The organ trade at Raleigh Fitkin Memorial Hospital in the city of Manzini has been described as “an open secret” by critics such as Rev. Grace Masilela. Accusers say people come to the hospital from neighboring South Africa to buy bones, hearts, brains and other organs.
At least South Africa’s economy isn’t completely toast if its people can afford to make the trip down to buy Swazi brains.
The Raleigh Fitkin was financed by Abram Fitkin, an evangelical minister and businessman, and named after his deceased oldest son. Fitkin was a Republican. Somehow I don’t think he would have been fond of this brand of ObamaCare death panels.
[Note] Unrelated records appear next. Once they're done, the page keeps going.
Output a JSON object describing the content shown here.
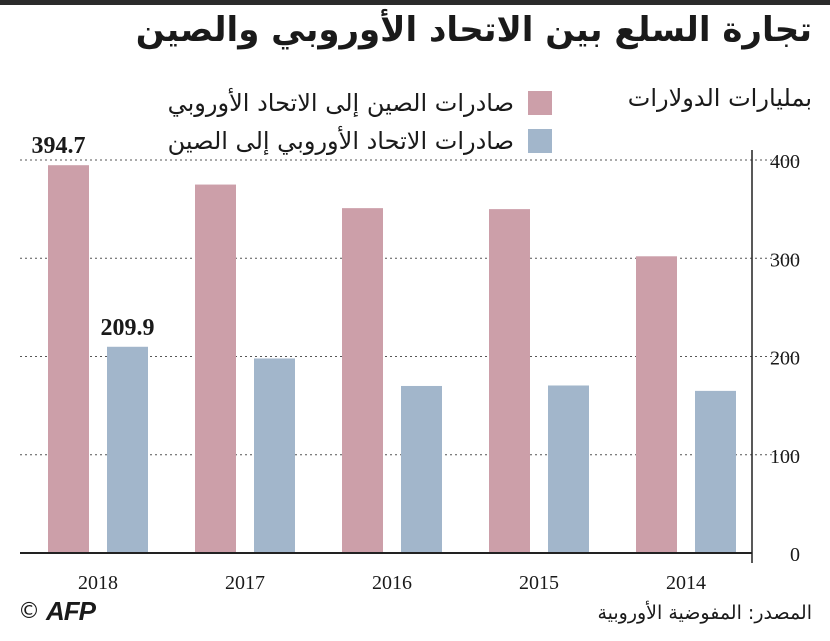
{
  "title": "تجارة السلع بين الاتحاد الأوروبي والصين",
  "units": "بمليارات الدولارات",
  "source": "المصدر: المفوضية الأوروبية",
  "logo": {
    "copyright": "©",
    "text": "AFP"
  },
  "colors": {
    "china_exports": "#cc9fa9",
    "eu_exports": "#a2b6cb",
    "axis": "#222222",
    "grid": "#555555"
  },
  "chart_data": {
    "type": "bar",
    "categories": [
      "2018",
      "2017",
      "2016",
      "2015",
      "2014"
    ],
    "series": [
      {
        "name": "صادرات الصين إلى الاتحاد الأوروبي",
        "values": [
          394.7,
          375.0,
          351.0,
          350.0,
          302.0
        ],
        "data_labels": [
          "394.7",
          null,
          null,
          null,
          null
        ]
      },
      {
        "name": "صادرات الاتحاد الأوروبي إلى الصين",
        "values": [
          209.9,
          198.0,
          170.0,
          170.5,
          165.0
        ],
        "data_labels": [
          "209.9",
          null,
          null,
          null,
          null
        ]
      }
    ],
    "ylim": [
      0,
      400
    ],
    "yticks": [
      0,
      100,
      200,
      300,
      400
    ],
    "grid": true,
    "legend": "top"
  }
}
Gérard Labuschagne, of the South African Police Service’s Investigative Psychology Unit, has investigated dozens of muti murders. Writing in the Journal of Investigative Psychology and Offender Profiling in January 2004,Labuschagne explains the underlying belief system of muti: “In traditional African beliefs, it is assumed that there is only a certain amount of luck in society. Each individual receives a portion of that luck. It is therefore believed that if another person is successful, then they have obtained an extra portion of luck via devious means, usually with the intervention of the supernatural.
“Setbacks or calamities, such as drought or illness, are signs that the natural and social order have been disturbed. One means of obtaining this extra portion of luck or restoring the natural order is through the use of strong muti. It is with this strong muti that muti murders are often associated. Muti made from human body parts is considered to be exceptionally powerful.”
Considering the continent’s luck, it doesn’t seem like killing people improves their situation any.
Traditional healers come to town to purchase herbs at the Manzini market and end their trip with a visit to the mortuary.
A human brain costs R1 000. Other parts, from internal organs to body fat, fetch from R400 to R1 000.
Body parts are roasted and pulverised into an ash, and mixed with herbs for a potion that is either drunk, ingested or in some cases rubbed into the blood through a razor cut to the skin. The user is then endowed with supernatural power, according to belief.
That’s about a 100 bucks for a brain. That’s so cheap even Obama could afford it.
But there’s a rational explanation for all this.
However, the sale of dead people’s body parts has been criticised by some traditional healers as unethical.
“Why do vampires only drink the fresh blood of the living? It is the same with muti. You need body parts that are fresh. I have heard they drug some victims so they can cut out a heart when it is still beating,” said Charles Mngomezulu, a traditional healer.
Is he objecting to the ethics of killing people to use their body parts in black magic… or selling non-fresh body parts? I’m not sure.
The only pathologist in the country, Dr Komma Reddy, noted that he often attended corpses with pieces that had already been removed, while one hospital morgue worker explained the lengths they would have to go to in order to deceive relatives on the look-out for such thefts.
These people have much to teach us about simple living. Just ask any liberal.